Had she been too harsh. No knowing. Duty and law.
Mary Choy caught herself hitching a sob. Spun out and not yet begun. She glanced at her seatmates C, E, F, G, three young men in longsuits and an older woman expensively dressed in thirties period all involved in seatback vid, deadsound dulling their entertainments to distant whispers. They heard nothing of her distress.
LitVid 21/1 A Net (David Shine): “AXIS’s number two mobile explorer has finally finished an investigation of the sample scraped from one of the towers found arranged in rings across B-2. While the mobile explorer’s nano based laboratories are very small, they are almost as thorough as any similar laboratories on Earth, the only difference being that on Earth, we’ve experienced an additional fifteen years of progress. Still, the results are expected to be enlightening.
“If you’ve noticed, as we have, that reports from all AXIS monitoring facilities have been less informative recently, there’s a simple explanation. We are in a difficult phase of AXIS’s exploration of B-2. The large-scale investigations have shown a world at once enigmatic and entrancing, a world covered with life but with no obvious animals or even large plants. Yet the existence of the circles of towers seems to point to some form of intelligent life, though we are cautioned against drawing such conclusions. What AXIS is doing now is delving deeper into the evidence it’s gathered thus far. The mobile explorers wander and float purposefully and conduct their analyses; the nickel sized children continue to broadcast information about the planet as a whole; the volumes of information AXIS is absorbing
are tremendous.
“But AXIS is not able to quickly send all this information directly back to Earth. AXIS has been designed as a true remote thinking machine, able to conduct its own experiments and draw its own conclusions, condensing the information—freeze drying it, as it were—and sending the more compact results to us.
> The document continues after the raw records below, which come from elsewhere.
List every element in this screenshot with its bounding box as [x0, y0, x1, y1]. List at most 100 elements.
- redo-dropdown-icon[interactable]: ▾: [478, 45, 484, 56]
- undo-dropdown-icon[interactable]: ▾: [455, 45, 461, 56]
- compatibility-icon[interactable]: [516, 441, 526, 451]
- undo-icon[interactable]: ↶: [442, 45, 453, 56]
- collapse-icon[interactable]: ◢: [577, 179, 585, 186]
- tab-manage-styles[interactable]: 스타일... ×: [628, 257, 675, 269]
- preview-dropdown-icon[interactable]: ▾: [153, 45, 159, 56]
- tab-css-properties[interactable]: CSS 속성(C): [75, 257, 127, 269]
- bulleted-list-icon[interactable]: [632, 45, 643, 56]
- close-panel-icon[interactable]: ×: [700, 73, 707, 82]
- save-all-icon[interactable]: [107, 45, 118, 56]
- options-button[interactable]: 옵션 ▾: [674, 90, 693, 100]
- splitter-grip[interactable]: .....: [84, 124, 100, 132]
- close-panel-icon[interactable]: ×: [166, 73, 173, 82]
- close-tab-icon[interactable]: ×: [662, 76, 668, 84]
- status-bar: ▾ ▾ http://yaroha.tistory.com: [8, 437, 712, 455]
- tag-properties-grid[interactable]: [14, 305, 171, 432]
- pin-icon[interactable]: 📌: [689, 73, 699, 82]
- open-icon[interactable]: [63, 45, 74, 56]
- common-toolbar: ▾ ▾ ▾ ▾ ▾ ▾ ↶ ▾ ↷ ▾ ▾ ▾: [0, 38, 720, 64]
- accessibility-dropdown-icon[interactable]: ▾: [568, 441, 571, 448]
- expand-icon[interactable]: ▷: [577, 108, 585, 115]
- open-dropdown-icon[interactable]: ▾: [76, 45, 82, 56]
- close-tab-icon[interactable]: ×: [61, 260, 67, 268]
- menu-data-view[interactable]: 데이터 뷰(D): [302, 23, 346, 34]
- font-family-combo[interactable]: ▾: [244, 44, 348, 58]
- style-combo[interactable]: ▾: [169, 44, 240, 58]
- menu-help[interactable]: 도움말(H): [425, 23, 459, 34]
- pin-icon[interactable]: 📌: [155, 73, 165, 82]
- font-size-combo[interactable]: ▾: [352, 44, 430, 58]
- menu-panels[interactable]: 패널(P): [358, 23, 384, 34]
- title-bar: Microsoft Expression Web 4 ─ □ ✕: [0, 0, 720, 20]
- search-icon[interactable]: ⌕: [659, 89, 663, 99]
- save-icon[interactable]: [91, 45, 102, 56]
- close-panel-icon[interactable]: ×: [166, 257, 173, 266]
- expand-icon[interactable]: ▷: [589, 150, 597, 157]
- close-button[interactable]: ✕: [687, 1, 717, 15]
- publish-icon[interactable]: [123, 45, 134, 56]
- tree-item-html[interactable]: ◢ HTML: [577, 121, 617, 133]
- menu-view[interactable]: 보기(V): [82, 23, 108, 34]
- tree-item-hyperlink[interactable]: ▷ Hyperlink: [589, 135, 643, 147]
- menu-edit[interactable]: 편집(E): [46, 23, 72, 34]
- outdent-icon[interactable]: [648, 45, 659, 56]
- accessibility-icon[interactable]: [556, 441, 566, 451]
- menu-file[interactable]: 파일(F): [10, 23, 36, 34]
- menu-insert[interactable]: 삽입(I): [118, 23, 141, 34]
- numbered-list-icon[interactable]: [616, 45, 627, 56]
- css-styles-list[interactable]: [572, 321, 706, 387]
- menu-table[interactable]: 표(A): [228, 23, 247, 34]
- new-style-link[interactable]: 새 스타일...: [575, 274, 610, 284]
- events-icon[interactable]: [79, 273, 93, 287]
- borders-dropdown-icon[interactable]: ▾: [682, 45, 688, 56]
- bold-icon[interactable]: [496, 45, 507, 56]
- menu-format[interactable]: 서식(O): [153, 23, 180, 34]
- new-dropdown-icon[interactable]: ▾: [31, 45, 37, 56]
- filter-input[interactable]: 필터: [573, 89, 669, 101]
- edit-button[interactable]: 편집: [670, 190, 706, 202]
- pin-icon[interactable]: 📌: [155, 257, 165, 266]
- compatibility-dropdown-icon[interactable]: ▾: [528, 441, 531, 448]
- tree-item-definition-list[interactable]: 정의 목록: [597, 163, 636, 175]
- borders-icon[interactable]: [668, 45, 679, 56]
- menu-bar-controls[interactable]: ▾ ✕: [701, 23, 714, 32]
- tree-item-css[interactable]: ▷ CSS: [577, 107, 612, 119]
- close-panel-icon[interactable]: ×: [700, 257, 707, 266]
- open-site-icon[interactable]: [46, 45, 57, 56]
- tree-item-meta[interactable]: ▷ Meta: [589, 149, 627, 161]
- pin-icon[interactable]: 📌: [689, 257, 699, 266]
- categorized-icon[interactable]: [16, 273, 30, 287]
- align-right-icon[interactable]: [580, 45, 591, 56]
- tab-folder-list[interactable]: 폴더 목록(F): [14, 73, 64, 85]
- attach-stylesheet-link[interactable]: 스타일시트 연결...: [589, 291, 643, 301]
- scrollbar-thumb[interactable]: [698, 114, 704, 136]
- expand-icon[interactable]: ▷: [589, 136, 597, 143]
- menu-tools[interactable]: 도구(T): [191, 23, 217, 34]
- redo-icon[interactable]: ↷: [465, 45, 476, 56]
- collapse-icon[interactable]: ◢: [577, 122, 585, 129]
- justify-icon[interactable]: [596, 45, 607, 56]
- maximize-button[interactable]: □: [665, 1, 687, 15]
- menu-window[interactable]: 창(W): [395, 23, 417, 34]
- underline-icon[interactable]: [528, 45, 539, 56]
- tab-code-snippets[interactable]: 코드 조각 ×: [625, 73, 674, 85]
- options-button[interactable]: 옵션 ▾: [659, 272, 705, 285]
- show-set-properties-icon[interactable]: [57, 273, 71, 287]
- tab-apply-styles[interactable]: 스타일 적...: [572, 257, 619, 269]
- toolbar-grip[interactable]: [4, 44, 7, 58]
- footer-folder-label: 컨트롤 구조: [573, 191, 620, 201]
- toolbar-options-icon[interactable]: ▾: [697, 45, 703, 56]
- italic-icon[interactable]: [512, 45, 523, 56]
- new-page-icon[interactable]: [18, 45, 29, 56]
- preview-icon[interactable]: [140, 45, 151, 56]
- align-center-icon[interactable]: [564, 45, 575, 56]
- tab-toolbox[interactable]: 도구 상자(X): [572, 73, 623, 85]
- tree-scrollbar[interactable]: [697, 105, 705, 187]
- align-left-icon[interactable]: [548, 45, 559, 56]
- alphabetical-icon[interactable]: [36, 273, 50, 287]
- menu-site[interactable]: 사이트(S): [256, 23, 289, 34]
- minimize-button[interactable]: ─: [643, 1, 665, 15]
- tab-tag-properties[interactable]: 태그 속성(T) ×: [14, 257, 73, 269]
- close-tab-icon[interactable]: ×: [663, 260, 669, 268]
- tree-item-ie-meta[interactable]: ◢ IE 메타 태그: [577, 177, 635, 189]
“Should AXIS find a mystery it cannot solve, then the unprocessed facts will indeed be returned to Earth, but not immediately; that process could take years, even decades. AXIS is capable of surviving for at least a century, repairing itself, happily going about its work; but there are many weak links, not the least of them being the transponders spread across deep space between Earth and Alpha Centauri. They cannot repair themselves as AXIS can. They exist in the deep cold of interstellar space and their entire energy budget is devoted to receiving and transmitting signals. Should one of these transponders be lost, transmission time of all information will quadruple. Should more than one be lost, transmission may stop completely or proceed at an impossibly slow rate.
“And if for any reason part of a message is lost, it will take virtually another decade to instruct AXIS to send it again. The thread of AXIS’s downlink to Earth is fragile indeed, which I suppose is only fitting, considering how audacious this enterprise is in the first place.”
There are no chariots there, no yokes, no roads. But the King projects out of himself chariots, yokes, roads. There are no joys there, no happiness, no pleasures. But he projects from himself joys, happiness, pleasures. There are no pools there, no lotus ponds and streams. But he projects from himself pools, lotus ponds and streams. For he is the creator.